Figure 1.

Schematic diagram for some effects of mesenchymal stem cells (MSCs) on the neuronal microenvironment in the area of spinal cord injury (SCI).

Activated resident microglia and peripheral macrophages attracted in the area of SCI produce proinflammatory cytokines such as interleukin (IL)-1α, IL-1β, tumor necrosis factor (TNF)-α, C1q and so on and activate A1 astrocytes and MSCs.
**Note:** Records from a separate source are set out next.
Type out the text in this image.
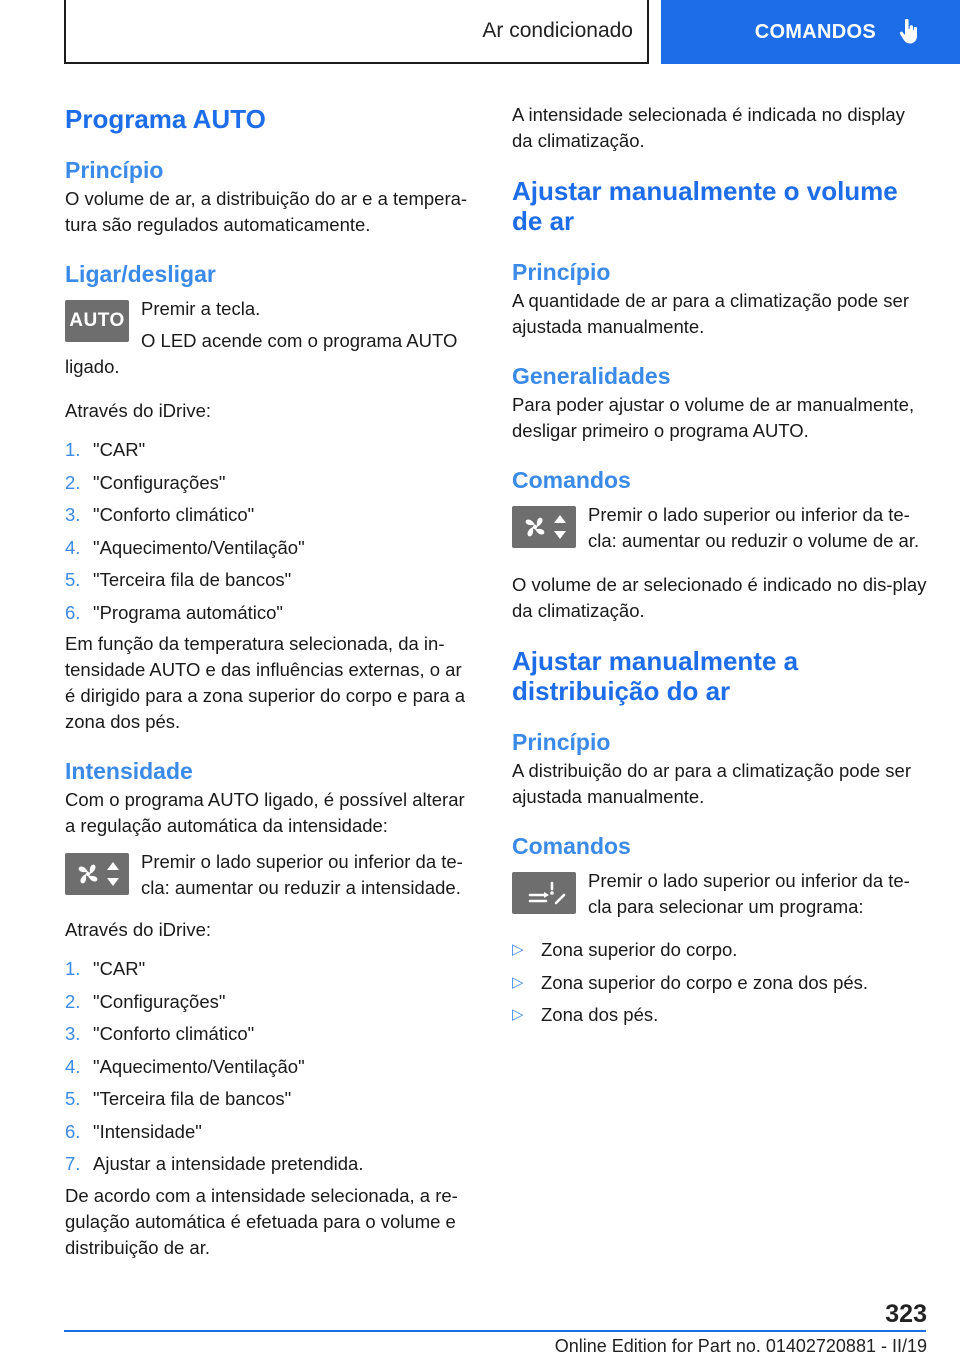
Ar condicionado	COMANDOS
Programa AUTO
Princípio
O volume de ar, a distribuição do ar e a tempera‐tura são regulados automaticamente.
Ligar/desligar
AUTO
Premir a tecla.
O LED acende com o programa AUTO ligado.
Através do iDrive:
1. "CAR"
2. "Configurações"
3. "Conforto climático"
4. "Aquecimento/Ventilação"
5. "Terceira fila de bancos"
6. "Programa automático"
Em função da temperatura selecionada, da in‐tensidade AUTO e das influências externas, o ar é dirigido para a zona superior do corpo e para a zona dos pés.
Intensidade
Com o programa AUTO ligado, é possível alterar a regulação automática da intensidade:
Premir o lado superior ou inferior da te‐cla: aumentar ou reduzir a intensidade.
Através do iDrive:
1. "CAR"
2. "Configurações"
3. "Conforto climático"
4. "Aquecimento/Ventilação"
5. "Terceira fila de bancos"
6. "Intensidade"
7. Ajustar a intensidade pretendida.
De acordo com a intensidade selecionada, a re‐gulação automática é efetuada para o volume e distribuição de ar.
A intensidade selecionada é indicada no display da climatização.
Ajustar manualmente o volume de ar
Princípio
A quantidade de ar para a climatização pode ser ajustada manualmente.
Generalidades
Para poder ajustar o volume de ar manualmente, desligar primeiro o programa AUTO.
Comandos
Premir o lado superior ou inferior da te‐cla: aumentar ou reduzir o volume de ar.
O volume de ar selecionado é indicado no dis‐play da climatização.
Ajustar manualmente a distribuição do ar
Princípio
A distribuição do ar para a climatização pode ser ajustada manualmente.
Comandos
Premir o lado superior ou inferior da te‐cla para selecionar um programa:
▷ Zona superior do corpo.
▷ Zona superior do corpo e zona dos pés.
▷ Zona dos pés.
323
Online Edition for Part no. 01402720881 - II/19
In response to these stimuli and probably other signals the MSCs start to secret anti-inflammatory factors such as IL-1ra, TNF-stimulated gene-6 (TSG-6), prostaglandin E2 (PGE2), and IL-10 and modulate a phenotype of microglia/macrophages toward the anti-inflammatory M2 one and reduce the reactivity of astrocytes. The MSCs induce neural progenitor cells differentiation into oligodendrocytes and prevent differentiation into astrocytes. They facilitate myelination and axon growth by producing miR-146-5p and neurotrophic factors, lead not only to influx of Schwann cells in the area of SCI, but promote an increased expression of brain-derived neurotrophic factor (BDNF), nerve growth factor (NGF) and its high- and low-affinity receptors (TrkA and LNGFR) in these cells. COX-2: Cyclooxygenase-2; NT-3: neurotrophin-3.